Vision-Language-Action (VLA) models for autonomous driving must integrate diverse textual inputs, including navigation commands, hazard warnings, and traffic state descriptions, yet current systems often present these as disconnected fragments, forcing the model to discover on its own which environmental constraints are relevant to the current maneuver. We introduce Causal Scene Narration (CSN), which restructures VLA text inputs through intent-constraint alignment, quantitative grounding, and structured separation, at inference time with zero GPU cost. We complement CSN with Simplex-based runtime safety supervision and training-time alignment via Plackett-Luce DPO with negative log-likelihood (NLL) regularization.
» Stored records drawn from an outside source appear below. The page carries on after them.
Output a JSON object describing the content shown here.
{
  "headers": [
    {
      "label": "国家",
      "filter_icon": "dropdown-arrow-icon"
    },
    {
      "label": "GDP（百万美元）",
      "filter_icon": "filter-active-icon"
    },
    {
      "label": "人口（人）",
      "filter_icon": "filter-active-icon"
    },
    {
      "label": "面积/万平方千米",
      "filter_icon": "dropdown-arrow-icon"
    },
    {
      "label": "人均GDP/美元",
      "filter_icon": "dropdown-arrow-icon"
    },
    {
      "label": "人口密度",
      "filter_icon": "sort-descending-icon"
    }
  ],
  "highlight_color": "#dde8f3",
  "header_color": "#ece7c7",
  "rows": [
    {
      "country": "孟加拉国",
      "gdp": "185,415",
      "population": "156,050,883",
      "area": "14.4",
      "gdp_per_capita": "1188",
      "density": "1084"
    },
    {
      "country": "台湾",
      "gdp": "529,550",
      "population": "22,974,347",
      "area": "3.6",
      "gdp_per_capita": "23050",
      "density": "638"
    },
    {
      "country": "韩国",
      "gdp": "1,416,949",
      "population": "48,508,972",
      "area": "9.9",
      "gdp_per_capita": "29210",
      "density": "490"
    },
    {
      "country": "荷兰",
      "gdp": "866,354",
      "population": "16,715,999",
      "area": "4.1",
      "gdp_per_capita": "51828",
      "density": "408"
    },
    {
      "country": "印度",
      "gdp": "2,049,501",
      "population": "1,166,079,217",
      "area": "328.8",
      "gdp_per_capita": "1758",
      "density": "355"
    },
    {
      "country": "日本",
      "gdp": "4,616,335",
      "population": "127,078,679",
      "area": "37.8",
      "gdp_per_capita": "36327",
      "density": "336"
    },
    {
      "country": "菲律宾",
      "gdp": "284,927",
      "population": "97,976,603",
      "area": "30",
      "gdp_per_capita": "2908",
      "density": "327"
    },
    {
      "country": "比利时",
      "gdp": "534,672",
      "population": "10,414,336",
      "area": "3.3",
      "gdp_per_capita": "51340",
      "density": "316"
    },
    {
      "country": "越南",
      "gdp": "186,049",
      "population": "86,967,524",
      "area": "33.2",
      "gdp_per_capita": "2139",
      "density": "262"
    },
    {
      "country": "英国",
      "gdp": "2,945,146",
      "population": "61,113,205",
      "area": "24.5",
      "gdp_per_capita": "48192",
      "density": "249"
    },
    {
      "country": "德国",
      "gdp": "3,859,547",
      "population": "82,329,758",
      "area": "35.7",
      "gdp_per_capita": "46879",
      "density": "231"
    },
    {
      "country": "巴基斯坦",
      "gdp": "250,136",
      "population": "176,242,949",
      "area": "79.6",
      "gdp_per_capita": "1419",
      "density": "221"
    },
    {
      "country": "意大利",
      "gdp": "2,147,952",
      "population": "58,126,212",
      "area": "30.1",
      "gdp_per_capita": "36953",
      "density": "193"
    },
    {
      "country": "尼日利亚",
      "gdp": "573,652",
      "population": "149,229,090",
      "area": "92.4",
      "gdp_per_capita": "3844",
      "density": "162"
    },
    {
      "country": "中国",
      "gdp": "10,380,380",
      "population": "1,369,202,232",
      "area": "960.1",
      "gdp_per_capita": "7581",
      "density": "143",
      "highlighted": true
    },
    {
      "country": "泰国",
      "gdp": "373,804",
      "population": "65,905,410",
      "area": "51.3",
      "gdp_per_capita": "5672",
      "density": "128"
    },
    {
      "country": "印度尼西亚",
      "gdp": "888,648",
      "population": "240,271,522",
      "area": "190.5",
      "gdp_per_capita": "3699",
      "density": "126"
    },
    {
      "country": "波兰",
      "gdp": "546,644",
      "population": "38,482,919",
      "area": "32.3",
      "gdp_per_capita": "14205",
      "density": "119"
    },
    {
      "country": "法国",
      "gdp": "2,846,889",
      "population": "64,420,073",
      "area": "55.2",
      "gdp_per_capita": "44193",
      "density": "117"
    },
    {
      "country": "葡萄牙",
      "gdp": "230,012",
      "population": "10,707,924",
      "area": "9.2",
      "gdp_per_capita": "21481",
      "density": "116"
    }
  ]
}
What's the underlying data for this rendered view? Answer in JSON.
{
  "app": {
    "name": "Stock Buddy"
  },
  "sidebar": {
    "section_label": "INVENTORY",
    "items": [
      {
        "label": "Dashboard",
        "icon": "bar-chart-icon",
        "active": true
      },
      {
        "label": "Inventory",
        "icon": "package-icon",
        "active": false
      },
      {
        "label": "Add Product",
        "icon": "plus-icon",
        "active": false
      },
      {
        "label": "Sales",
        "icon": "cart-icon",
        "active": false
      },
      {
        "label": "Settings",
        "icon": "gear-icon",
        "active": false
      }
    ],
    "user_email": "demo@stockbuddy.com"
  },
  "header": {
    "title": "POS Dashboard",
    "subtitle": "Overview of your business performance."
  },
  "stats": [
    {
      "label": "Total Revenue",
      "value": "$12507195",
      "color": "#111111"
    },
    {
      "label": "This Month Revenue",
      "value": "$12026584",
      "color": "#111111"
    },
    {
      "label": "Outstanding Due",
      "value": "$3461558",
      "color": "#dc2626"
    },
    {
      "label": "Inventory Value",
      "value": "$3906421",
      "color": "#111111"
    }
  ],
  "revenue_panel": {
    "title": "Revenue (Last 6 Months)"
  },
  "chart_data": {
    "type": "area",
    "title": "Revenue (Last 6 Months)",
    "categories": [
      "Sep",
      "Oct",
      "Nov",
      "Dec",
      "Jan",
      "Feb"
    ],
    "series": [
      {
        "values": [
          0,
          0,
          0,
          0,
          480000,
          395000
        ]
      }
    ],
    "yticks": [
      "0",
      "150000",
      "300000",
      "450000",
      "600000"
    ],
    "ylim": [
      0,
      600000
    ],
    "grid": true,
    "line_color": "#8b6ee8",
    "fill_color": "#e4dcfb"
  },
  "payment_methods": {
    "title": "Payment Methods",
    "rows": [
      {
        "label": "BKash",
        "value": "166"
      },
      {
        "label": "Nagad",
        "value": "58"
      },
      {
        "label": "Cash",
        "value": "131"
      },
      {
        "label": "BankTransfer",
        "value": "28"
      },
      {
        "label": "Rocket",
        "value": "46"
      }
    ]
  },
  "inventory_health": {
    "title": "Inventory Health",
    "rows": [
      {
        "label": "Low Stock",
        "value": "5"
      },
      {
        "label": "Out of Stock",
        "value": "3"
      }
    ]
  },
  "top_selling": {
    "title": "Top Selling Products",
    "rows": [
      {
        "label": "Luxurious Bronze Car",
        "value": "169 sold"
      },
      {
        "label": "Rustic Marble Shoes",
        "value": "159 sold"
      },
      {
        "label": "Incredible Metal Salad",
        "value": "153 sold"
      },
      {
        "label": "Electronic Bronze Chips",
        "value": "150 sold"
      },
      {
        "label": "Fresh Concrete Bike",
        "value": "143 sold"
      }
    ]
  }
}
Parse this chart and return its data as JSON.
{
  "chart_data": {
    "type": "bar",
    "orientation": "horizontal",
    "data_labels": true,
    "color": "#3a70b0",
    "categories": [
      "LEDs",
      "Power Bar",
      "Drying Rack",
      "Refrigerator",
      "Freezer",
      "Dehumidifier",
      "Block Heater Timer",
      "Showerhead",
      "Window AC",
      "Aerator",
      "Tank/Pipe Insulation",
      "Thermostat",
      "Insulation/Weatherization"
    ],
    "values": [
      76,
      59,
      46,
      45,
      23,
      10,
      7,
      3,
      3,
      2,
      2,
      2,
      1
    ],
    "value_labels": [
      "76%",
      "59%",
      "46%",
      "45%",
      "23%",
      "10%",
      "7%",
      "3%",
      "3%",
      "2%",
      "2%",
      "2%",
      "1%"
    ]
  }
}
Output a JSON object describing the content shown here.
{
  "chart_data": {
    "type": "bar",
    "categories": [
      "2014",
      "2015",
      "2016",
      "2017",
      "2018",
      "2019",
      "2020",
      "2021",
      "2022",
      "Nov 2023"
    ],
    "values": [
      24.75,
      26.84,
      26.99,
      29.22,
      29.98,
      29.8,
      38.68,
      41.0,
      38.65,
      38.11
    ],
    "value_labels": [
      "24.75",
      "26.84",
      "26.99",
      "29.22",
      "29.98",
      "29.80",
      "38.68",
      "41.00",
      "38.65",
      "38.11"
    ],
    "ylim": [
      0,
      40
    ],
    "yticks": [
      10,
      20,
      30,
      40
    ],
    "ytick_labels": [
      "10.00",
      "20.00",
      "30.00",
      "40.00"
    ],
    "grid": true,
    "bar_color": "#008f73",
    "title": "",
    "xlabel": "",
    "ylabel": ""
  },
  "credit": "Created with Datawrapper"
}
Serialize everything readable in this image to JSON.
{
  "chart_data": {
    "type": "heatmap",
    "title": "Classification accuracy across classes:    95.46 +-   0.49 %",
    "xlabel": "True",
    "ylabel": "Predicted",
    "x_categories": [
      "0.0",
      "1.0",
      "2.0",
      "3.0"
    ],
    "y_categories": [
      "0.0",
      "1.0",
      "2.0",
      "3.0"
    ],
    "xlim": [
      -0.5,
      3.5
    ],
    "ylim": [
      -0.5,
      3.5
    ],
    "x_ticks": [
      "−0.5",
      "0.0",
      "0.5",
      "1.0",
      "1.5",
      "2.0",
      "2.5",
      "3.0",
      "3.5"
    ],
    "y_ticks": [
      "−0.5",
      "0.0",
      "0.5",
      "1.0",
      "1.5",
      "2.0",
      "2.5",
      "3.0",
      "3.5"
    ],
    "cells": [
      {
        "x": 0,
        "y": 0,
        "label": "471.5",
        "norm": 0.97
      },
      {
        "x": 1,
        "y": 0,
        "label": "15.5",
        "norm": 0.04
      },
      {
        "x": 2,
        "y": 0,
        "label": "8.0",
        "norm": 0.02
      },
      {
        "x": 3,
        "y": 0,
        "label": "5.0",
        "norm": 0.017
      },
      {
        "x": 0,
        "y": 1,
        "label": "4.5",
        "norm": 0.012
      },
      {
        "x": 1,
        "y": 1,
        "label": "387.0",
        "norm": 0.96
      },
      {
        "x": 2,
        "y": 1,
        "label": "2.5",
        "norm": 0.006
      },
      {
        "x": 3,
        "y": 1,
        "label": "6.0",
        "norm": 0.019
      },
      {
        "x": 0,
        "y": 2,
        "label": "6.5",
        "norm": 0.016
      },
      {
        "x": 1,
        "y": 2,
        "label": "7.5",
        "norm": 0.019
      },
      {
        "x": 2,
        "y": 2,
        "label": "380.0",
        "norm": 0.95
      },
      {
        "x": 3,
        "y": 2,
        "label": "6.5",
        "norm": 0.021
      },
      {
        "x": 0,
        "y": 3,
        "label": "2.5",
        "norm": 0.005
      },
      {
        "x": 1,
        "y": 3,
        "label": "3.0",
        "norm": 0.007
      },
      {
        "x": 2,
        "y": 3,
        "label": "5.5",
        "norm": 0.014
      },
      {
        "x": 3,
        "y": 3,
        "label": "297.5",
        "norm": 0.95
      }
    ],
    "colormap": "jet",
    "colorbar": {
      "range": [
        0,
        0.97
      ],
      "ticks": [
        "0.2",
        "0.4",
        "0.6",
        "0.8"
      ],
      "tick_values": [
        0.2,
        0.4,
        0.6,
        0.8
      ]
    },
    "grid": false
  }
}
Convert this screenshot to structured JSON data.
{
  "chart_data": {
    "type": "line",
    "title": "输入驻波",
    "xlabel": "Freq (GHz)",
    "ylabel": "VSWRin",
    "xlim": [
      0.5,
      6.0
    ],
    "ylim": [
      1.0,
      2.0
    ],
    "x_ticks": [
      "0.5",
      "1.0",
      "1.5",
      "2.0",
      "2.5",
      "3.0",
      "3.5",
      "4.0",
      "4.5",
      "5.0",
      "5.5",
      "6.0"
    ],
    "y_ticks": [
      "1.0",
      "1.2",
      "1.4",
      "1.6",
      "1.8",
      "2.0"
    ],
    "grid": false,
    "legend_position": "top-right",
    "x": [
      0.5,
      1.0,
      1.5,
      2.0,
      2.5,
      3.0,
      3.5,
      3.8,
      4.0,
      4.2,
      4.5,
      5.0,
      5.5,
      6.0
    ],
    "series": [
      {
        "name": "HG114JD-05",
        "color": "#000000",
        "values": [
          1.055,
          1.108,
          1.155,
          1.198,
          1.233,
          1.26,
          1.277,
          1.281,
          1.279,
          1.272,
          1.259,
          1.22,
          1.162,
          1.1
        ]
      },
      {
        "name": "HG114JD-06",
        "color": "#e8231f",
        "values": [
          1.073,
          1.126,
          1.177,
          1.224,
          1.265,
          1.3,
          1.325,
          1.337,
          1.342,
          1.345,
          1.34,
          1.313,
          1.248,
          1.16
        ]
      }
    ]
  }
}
A multi-town closed-loop CARLA evaluation shows that CSN improves Driving Score by +31.1% on original LMDrive and +24.5% on the preference-aligned variant. A controlled ablation reveals that causal structure accounts for 39.1% of this gain, with the remainder attributable to information content alone. A perception noise ablation confirms that CSN's benefit is robust to realistic sensing errors. Semantic safety supervision improves Infraction Score, while reactive Time-To-Collision monitoring degrades performance, demonstrating that intent-aware monitoring is needed for VLA systems.